There have been many changes in women’s athletics since Immaculata’s ground-breaking run in the early 1970s, and college women’s basketball is thriving more than ever.  Talented players are a lot easier to find thanks to so many opportunities for young girls.

“Today, players have specializing earlier in their careers,” Rush said.  “It is a 12-month sport for them.  That really wasn’t happening 40 years ago.  The specialization has improved the level of play.  These kids are phenomenal.  In the 70s I might have had two or three great players.  The best teams today have seven or eight high school All-Americans – they’re very deep, they’re very skilled and they’ve spent many more hours on their game than our players did.”

Although women’s basketball has grown in many ways over the last 40 years, Grentz believes the soul of the game is still the same.

“Everyone says it’s not the same game, but let me ask you a question,” Grentz said.  “Today, do they shoot any higher percentage from the free throw line or have less turnovers than when we played?  There has been a natural progression of the game.  There are more opportunities to perform and to train and to hone your skills, and the uniforms and travel have changed.  But the coaching and the players haven’t changed.  In coaching, you still have to take people beyond where they can’t get by themselves.”

Grentz, who retired from coaching in 2007, is now the Vice President for University Advancement at Immaculata. Times have changed at Immaculata as well.  The enrollment has grown from less than 800 students in the early 1970s to 4,000, and the all-girls college is now a co-educational university.  The school began sponsoring men’s athletic teams in 2005.

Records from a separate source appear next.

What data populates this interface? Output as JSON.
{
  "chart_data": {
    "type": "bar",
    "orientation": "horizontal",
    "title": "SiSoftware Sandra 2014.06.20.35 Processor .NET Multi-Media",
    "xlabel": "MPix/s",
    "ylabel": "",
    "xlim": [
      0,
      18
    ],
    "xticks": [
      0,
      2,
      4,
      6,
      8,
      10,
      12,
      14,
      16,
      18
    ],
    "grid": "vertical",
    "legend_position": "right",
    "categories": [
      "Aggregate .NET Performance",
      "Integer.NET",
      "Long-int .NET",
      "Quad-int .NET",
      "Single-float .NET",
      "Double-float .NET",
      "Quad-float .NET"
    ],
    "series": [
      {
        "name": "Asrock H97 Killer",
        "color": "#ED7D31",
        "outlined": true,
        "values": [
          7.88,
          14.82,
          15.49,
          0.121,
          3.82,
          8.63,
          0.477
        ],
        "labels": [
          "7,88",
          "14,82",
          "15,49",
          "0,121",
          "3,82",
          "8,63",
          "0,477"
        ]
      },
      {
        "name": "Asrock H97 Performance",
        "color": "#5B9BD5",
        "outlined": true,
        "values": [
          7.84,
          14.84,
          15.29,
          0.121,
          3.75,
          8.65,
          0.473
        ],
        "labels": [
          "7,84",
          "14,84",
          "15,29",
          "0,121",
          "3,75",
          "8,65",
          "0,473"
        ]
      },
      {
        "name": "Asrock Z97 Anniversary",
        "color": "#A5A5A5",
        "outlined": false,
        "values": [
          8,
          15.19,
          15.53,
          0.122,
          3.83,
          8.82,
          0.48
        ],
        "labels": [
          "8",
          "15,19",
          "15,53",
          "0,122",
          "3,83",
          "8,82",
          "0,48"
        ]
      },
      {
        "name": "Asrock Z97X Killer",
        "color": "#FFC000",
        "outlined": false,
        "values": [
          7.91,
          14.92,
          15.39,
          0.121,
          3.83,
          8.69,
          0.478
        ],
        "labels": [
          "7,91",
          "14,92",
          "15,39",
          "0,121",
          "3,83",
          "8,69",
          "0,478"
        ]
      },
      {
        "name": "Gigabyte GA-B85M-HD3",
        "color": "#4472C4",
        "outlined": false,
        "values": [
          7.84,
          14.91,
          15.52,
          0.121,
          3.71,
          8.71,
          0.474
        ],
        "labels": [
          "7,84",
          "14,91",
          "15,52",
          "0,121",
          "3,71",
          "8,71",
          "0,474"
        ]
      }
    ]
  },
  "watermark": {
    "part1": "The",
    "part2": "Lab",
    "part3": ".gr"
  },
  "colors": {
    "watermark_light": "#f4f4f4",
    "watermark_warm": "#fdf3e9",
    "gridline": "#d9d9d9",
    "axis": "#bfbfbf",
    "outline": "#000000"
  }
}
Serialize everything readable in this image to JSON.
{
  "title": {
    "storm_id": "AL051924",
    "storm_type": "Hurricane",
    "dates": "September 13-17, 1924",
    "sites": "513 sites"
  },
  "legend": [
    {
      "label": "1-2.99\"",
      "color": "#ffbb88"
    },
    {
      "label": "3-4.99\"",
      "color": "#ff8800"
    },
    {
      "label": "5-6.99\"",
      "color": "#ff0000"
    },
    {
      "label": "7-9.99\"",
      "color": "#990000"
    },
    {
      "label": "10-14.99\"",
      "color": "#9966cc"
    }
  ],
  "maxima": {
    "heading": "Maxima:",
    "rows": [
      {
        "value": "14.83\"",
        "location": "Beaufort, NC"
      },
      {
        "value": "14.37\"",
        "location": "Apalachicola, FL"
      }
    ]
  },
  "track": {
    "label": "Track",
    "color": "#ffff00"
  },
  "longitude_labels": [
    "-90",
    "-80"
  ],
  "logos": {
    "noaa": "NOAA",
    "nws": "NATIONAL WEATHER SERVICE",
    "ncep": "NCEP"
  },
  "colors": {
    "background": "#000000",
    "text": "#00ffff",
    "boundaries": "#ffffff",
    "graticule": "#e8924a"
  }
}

Immaculata competes as a NCAA Division III school.  The women’s basketball program has never advanced to the national tournament since becoming a member of the NCAA, but was on the brink last season before losing in the finals of the Colonial States Athletic Conference Championship.

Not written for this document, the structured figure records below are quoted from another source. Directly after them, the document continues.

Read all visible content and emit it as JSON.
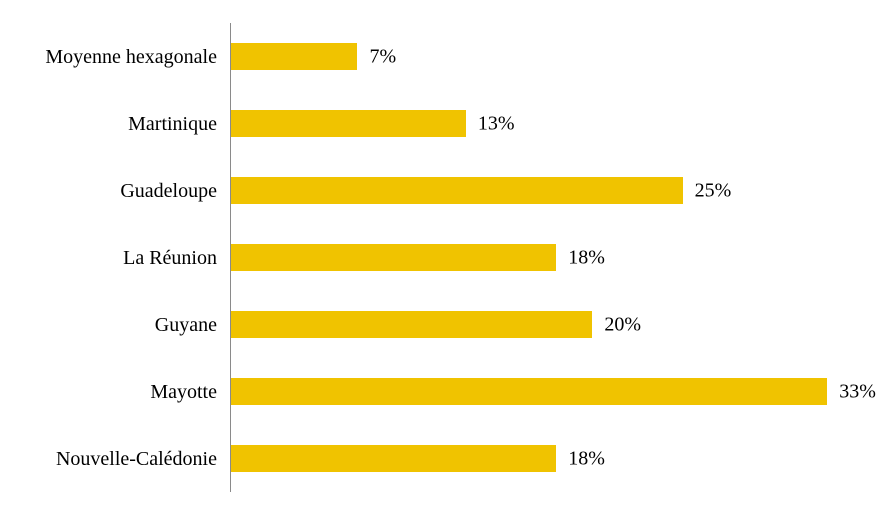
{
  "chart_data": {
    "type": "bar",
    "orientation": "horizontal",
    "title": "",
    "xlabel": "",
    "ylabel": "",
    "categories": [
      "Moyenne hexagonale",
      "Martinique",
      "Guadeloupe",
      "La Réunion",
      "Guyane",
      "Mayotte",
      "Nouvelle-Calédonie"
    ],
    "values": [
      7,
      13,
      25,
      18,
      20,
      33,
      18
    ],
    "value_labels": [
      "7%",
      "13%",
      "25%",
      "18%",
      "20%",
      "33%",
      "18%"
    ],
    "xlim": [
      0,
      36.2
    ],
    "grid": false,
    "legend": false,
    "data_labels_position": "outside-end",
    "bar_color": "#F0C300",
    "axis_line_color": "#8A8A8A",
    "text_color": "#000000",
    "background_color": "#FFFFFF"
  }
}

But the legacy of the Mighty Macs’ magical time still serves as an inspiration for current student-athletes like senior women’s basketball players Kelly Brown and Bridget Welz.

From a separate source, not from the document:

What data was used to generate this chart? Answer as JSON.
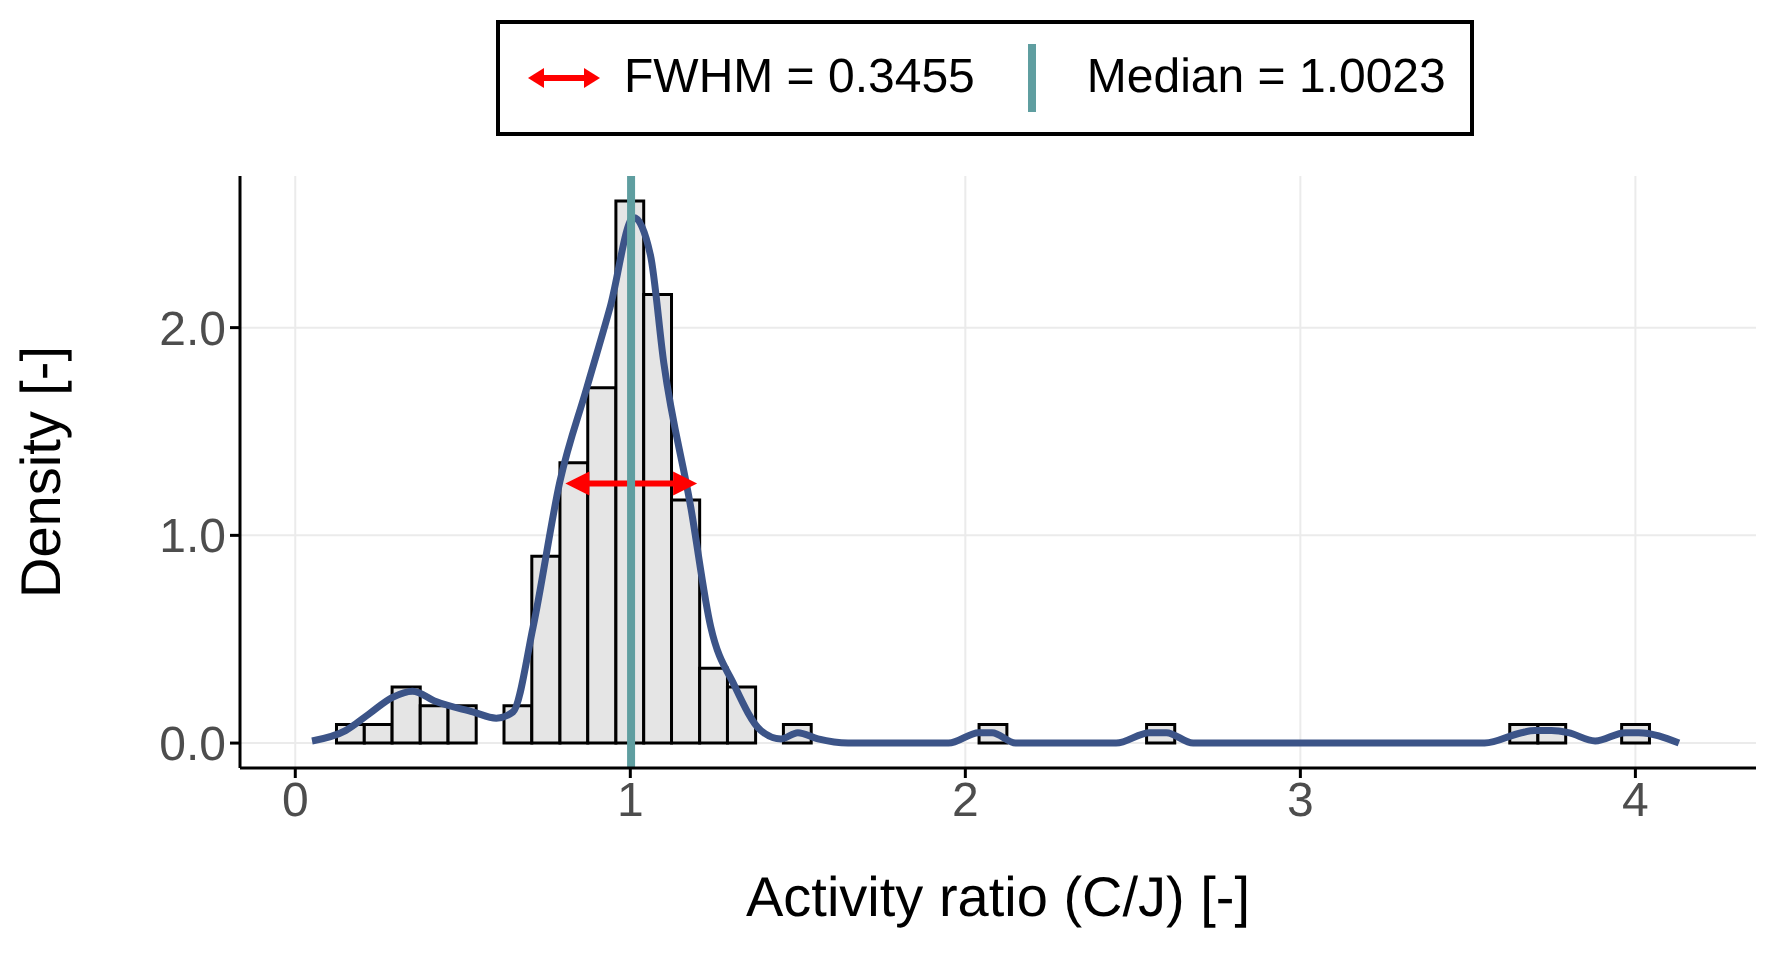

“When you look up at the banners in our gym, there’s really nothing that can make you work harder than that,” Welz said.

The current players also realize the impact their program made on modern women’s college basketball – years before they were even born.

“We’re so grateful for the way women’s basketball has made the turn for the better in our generation,” Welz said.  “We have so many opportunities.  When you want to complain, you definitely can look back and say if they could do it with their conditions then we shouldn’t even complain.  It is definitely an eye-opener and I’m grateful to play with such a tradition-rich program.”

“It’s really cool to be known for something that happened a long time ago,” Brown said.  “Every time I have on something that says Immaculata Basketball, people ask when the movie is coming out or ask about Cathy Rush.  It’s neat to be a part of something that changed everything.”

The release of the movie in the coming weeks will spread those important history lessons to the younger generations as well as attract more attention for the school.

“I think it creates a bigger fan base,” Brown said.  “I don’t know if everyone knew the steps they took to win the national championships.  The movie gave a better perspective of everything they went through.”

Although Rush’s stomach flipped a little the first time she saw actress Carla Gugino portraying her in a clip of the movie, she and the original Mighty Macs are looking forward to sharing the feel-good story.

“It’s surreal, it’s exciting, it’s disconcerting …,” Rush said.  “The more I see it, the more I like it.  I’ve been in a lot of screenings where they’ve shown it to coaches and different groups.  Their reactions have been fabulous.  There are a couple great lines, and the audience is laughing so hard that they miss the next great line.  It’s been so positive.  I’m so excited for [executive producer] Tim Chambers who put it together and Immaculata to be recognized and for all the things they’ve done.”

“People see it and then relate it to themselves and what it means to them,” Grentz said.  “Everyone takes different things from it.  I think it’s a timeless film that will long live after all of us.”